Eran las 7:00 de la mañana de un martes y yo estaba de pie en la cocina, intentando servirme un café, cuando mi hijo mayor de cuatro años me plantó un trozo de cartulina directamente en mi campo de visión. Tenía un dibujo a crayón de lo que parecía una salchicha rosa neón con antenas de plumas. Me informó, con esa confianza absoluta e inmerecida que solo tienen los niños de preescolar, de que íbamos a ir a la tienda de mascotas a comprar un "dragón de agua sonriente".

No tenía ni idea de lo que me estaba hablando hasta que arrastró mi iPad y me puso un vídeo de Minecraft.

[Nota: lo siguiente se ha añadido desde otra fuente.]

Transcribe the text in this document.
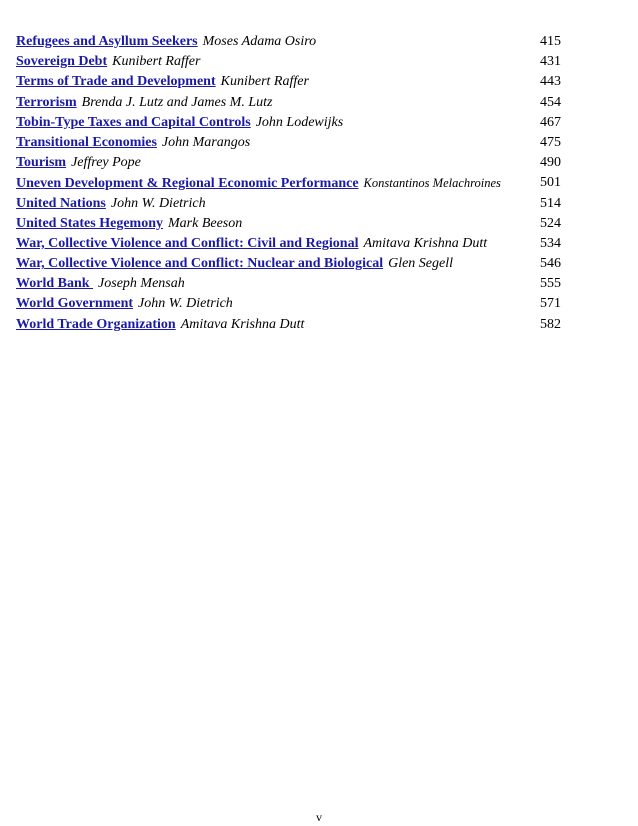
Refugees and Asyllum Seekers Moses Adama Osiro	415
Sovereign Debt Kunibert Raffer	431
Terms of Trade and Development Kunibert Raffer	443
Terrorism Brenda J. Lutz and James M. Lutz	454
Tobin-Type Taxes and Capital Controls John Lodewijks	467
Transitional Economies John Marangos	475
Tourism Jeffrey Pope	490
Uneven Development & Regional Economic Performance Konstantinos Melachroines	501
United Nations John W. Dietrich	514
United States Hegemony Mark Beeson	524
War, Collective Violence and Conflict: Civil and Regional Amitava Krishna Dutt	534
War, Collective Violence and Conflict: Nuclear and Biological Glen Segell	546
World Bank Joseph Mensah	555
World Government John W. Dietrich	571
World Trade Organization Amitava Krishna Dutt	582
v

Ah. El anfibio viral de TikTok. La sonrisa permanente. Las branquias adorables. Pensé: "Claro, puedo apañármelas con una pecera de diez dólares y un poco de grava de colores si eso le mantiene entretenido mientras me ocupo de los dos pequeños".

Os lo digo de verdad, fui tan ingenua que hasta me duele pensarlo.

Voy a ser sincera con vosotras: si vuestro hijo os suplica que le compréis uno de estos, tenéis que sentaros y prepararos psicológicamente antes de empezar a buscar en Google. Porque la brecha entre la adorable criaturita pixelada del videojuego y la realidad de mantener vivo a este anfibio mexicano en tu casa es del tamaño del Gran Cañón.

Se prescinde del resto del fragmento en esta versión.